Adding IL-2 to Tebentafusp to Eradicate Cancer Progression

Overview

A recent clinical trial found that after 36 months, patients taking tebentafusp had a median survival of 21.6 months, compared to 16.9 months for those in the control group. Since recruitment for tebentafusp in metastatic uveal melanoma (mUM) has ended, a new trial is starting to test whether adding IL-2 can help overcome resistance to tebentafusp and improve its effectiveness. This study aims to answer: 1. Can combining tebentafusp with IL-2 improve tumor response and overall survival? 2. What are the benefits and side effects of this combination therapy? All participants will receive both IL-2 and tebentafusp in a 28-day treatment cycle. The dosing schedule is as follows: Cycle1: Day1-3 IL-2 Day4 Tebentafusp Day 10 IL-2 Day 11 Tebentafusp Day 17 IL-2 Day 18 Tebentafusp Day 24 IL-2 Day 25 Tebentafusp Cycle 2 \& thereafter Day 1 IL-2 Day 2 Tebentafusp Day 8 IL-2 Day 9 Tebentafusp Day 15 IL-2 Day 16 Tebentafusp Day 22 IL-2 Day 23 Tebentafusp

Uveal melanoma (UM) is a rare and highly malignant neoplasm affecting the vascular layers of the eye (iris, ciliary body, or choroid).
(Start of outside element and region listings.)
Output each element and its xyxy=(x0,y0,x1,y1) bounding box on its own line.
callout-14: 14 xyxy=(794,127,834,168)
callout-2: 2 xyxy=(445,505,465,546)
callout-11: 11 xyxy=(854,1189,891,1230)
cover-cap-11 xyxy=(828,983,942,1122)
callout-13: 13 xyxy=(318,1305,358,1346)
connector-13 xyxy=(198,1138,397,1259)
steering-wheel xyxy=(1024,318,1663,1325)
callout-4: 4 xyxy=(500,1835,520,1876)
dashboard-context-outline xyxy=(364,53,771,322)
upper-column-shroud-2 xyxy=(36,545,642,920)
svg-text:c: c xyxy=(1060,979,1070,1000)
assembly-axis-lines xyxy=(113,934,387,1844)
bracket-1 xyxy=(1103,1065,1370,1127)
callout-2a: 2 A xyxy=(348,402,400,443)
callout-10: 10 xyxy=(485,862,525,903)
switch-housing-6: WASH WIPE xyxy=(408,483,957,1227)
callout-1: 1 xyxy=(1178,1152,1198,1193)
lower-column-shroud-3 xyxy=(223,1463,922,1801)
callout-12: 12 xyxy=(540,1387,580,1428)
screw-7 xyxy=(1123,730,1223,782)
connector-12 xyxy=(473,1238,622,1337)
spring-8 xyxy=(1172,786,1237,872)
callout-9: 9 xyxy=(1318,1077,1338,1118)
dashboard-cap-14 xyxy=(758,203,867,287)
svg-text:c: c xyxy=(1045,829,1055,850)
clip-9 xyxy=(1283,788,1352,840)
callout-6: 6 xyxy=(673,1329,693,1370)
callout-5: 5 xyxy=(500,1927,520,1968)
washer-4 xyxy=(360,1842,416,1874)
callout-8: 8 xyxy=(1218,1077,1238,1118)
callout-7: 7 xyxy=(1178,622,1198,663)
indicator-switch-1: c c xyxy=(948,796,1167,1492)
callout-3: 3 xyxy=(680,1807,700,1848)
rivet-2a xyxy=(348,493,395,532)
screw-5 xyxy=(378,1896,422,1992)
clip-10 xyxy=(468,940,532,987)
UM primarily metastasizes to the liver and less commonly to the lungs and bones. Once patients develop mUM, the prognosis is very poor with a median survival of \< 12 months. There are limited treatments for mUM that extend survival, and there is no proven standard of care. Enrolment in investigational clinical trials is the treatment option recommended by national and regional guidelines. A clear unmet medical need exists for patients with this serious and life- threatening disease. Tebentafusp is a bispecific protein therapeutic comprising a soluble, affinity-enhanced T cell receptor (TCR; targeting domain) fused to an antibody single-chain variable fragment (scFv) targeting cluster of differentiation (CD)3 (effector domain). Tebentafusp recognizes a peptide derived from gp100, a melanocyte lineage antigen expressed strongly in tumors derived from melanocytes that is presented on the cell surface by HLA-A\*02:01. Once the soluble TCR of tebentafusp is engaged, the scFv effector domain can bind to CD3 on any T cell, redirecting the T cell to produce effector cytokines and kill the cell presenting the target peptide. In addition, tebentafusp-mediated lysis may prime an endogenous antitumor immune response via epitope spreading. This mechanism is distinct from all other therapies that have been studied for melanoma. The most recent evidence for the utility of Tebentafusp was just published demonstrating that at a minimum follow-up of 36 months, median overall survival was 21.6 months in the tebentafusp group and 16.9 months in the control group (hazard ratio for death, 0.68; 95% confidence interval, 0.54 to 0.87). Now that all registrational metastatic trials in UM with Tebentafusp are closed to recruitment, this trial is being initiated to explore the addition of IL2 to offer a mechanism to overcome tebentafusp resistance and explore its efficacy and toxicities. This Phase Ib study aims to administer tebentafusp in combination with IL-2 to improve primary endpoint of radiographic response rate as well the secondary endpoint of Overall Survival (OS).